SONYのペット型ロボット「AIBO」も、
2014年夏にサポート終了
今年ネットで話題になった「世の中から消えてしまうもの」のもう一つの例に、SONYのペット型ロボット「AIBO」を挙げたい。
2014年7月、生産元であるSONYがサポートサービスを終了した「AIBO」。ゲームやパソコンと同じように、「AIBO」も故障することがあるが、そのたび修理に出すことで、その「命」は永遠かと思われていた。しかし、販売元がサポートやサービスを終了すれば、その時点で延命措置は受けられなくなる。当たり前のことなのだが、私たちはどこかで「ロボットはずっと動き続けることができる」と思っていたところもあり、この事実はネットでも大きな反響を呼んだ。
AIBO、君を死なせない 修理サポート終了、「飼い主」の悲しみ(東洋経済オンライン)

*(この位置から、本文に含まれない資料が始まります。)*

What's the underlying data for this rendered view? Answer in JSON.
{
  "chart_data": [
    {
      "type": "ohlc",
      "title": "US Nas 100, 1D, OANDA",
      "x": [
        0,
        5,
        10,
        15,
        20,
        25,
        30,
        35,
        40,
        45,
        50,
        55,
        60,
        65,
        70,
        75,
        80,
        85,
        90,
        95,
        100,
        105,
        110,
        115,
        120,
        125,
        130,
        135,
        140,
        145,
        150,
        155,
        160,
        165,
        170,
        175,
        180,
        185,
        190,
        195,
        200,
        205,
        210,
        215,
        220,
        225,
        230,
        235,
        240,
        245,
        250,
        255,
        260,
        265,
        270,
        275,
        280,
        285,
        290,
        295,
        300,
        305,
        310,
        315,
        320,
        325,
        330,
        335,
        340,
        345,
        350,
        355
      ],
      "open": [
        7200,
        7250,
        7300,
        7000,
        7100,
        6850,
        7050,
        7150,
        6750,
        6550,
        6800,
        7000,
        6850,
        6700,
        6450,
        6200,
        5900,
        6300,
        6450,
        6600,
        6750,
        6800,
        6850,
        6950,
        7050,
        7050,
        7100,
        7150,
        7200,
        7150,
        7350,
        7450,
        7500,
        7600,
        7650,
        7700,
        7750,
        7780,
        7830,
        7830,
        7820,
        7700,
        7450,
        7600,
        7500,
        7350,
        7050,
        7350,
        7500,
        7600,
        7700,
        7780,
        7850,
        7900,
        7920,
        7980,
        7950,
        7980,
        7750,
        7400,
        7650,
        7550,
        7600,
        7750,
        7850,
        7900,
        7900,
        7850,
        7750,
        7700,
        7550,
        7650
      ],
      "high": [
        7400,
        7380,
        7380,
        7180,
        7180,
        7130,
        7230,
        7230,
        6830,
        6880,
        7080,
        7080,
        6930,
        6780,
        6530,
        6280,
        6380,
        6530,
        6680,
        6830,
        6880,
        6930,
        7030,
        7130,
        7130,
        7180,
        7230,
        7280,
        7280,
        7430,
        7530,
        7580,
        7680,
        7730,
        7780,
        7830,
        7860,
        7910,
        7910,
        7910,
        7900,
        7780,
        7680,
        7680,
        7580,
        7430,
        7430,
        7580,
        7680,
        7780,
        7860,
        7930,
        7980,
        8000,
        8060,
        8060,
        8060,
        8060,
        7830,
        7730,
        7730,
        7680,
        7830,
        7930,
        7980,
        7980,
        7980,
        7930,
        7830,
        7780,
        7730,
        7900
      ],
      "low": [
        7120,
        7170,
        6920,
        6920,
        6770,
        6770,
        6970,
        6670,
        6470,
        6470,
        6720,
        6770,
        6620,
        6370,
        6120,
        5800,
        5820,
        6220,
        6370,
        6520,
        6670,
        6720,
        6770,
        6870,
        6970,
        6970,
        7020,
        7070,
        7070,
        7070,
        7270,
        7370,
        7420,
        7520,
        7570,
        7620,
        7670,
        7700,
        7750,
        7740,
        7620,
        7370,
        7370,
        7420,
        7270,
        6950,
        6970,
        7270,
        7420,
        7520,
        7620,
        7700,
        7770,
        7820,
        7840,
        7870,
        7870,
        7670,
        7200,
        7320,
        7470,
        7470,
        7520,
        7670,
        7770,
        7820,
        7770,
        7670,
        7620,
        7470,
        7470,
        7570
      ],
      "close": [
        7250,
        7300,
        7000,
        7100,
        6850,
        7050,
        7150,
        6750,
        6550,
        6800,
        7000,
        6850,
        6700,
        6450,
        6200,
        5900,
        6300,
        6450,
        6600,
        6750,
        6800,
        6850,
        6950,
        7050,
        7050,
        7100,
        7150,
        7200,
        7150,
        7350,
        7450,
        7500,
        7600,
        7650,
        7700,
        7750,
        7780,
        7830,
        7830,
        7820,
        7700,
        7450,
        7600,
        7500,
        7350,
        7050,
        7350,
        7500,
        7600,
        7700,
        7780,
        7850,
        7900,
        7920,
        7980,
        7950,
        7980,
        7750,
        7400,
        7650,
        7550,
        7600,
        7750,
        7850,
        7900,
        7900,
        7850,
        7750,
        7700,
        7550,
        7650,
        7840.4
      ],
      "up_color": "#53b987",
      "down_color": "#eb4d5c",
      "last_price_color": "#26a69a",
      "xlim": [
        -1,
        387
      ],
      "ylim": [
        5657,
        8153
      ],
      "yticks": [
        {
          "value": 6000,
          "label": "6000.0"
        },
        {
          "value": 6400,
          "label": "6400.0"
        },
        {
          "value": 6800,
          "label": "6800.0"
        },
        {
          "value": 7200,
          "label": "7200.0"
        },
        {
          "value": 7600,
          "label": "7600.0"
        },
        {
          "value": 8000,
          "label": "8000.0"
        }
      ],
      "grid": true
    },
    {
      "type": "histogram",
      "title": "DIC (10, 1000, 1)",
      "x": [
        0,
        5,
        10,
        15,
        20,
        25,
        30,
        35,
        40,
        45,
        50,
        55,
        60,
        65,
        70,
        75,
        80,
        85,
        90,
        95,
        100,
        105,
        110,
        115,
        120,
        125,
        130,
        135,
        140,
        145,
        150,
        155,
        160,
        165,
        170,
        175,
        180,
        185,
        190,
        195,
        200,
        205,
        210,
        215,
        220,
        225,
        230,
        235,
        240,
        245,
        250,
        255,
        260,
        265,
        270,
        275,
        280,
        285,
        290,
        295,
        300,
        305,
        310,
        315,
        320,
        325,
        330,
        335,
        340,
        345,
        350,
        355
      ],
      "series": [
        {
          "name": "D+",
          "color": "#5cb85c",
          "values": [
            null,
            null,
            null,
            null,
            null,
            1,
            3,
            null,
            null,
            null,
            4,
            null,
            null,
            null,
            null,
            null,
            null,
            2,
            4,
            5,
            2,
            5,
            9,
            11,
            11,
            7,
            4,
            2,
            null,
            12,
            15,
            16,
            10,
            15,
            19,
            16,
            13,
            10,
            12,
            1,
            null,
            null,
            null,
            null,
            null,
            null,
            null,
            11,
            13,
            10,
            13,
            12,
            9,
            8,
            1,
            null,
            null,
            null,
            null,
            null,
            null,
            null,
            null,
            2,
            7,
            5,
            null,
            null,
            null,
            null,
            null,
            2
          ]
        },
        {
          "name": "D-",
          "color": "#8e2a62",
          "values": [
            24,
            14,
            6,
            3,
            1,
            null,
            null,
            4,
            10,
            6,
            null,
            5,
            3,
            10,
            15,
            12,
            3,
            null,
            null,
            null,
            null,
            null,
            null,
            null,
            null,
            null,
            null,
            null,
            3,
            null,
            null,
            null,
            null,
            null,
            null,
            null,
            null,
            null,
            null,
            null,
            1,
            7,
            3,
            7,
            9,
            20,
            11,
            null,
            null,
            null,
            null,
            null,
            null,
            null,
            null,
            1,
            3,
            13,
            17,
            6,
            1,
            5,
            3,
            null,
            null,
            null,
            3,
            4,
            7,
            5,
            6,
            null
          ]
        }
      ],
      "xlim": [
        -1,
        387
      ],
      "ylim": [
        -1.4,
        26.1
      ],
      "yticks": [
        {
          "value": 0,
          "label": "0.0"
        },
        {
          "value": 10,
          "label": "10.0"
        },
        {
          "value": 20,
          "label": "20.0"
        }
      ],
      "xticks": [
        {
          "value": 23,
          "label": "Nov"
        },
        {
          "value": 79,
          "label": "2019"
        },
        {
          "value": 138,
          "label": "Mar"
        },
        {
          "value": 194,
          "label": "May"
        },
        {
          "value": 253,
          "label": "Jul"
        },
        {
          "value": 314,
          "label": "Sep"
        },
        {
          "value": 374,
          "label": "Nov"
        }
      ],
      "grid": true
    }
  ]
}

http://toyokeizai.net/articles/-/43886
「AIBO」が発売されたのは今からちょうど15年前。15歳というと犬の平均寿命とほぼ変わらない年齢だが、SONYは2006年にはロボット事業から撤退したにもかかわらず、この15年間ずっとサポートサービスを継続させていた。そこにはSONYによる「AIBO」の「飼い主」への配慮があったのかもしれない。
しかし、今年の夏、そのサポートもとうとう終了することとなった。ネットでは「飼い主」たちの悲しみの声が多数寄せられ、話題になることで「AIBO」もまた「ジャポニカ学習帳」と同じように「世の中から消えてしまうもの」として多くの人に惜しまれることとなった。
「終わりを知らせる」という
インターネットのもう一つの役割
最先端のサービスや商品を、新聞やテレビよりも早く世に届けるのがインターネットの役割だと筆者は認識している。そこに「振り返り」という概念はほとんど存在せず、これまでもインターネットはひたすら「新しいもの」を追い続けてきた。
しかしITバブルが崩壊した2000年から約15年が経ち、SNSが普及したことにより、インターネットにももう一つの役割が生まれてきたように感じる。それが「終わりを知らせる」役割だ。テクノロジーの進歩や人の趣味・嗜好の変化によって廃れていった商品やサービス、ビジネスは数知れないが、ひっそりと姿を消すことになったそれらに今一度スポットを当てることで、初めてインターネットから情緒や感傷といった感情が芽生えるのではないだろうか。
新たなサービスが生まれる一方で、別のサービスや商品が姿を消していく。生物の「命の循環」とは異なるところで生じる「消費の循環」にスポットを当てることで、古くから「もの」に「命」を宿してきた日本人ならではの情緒が再び生まれると信じている。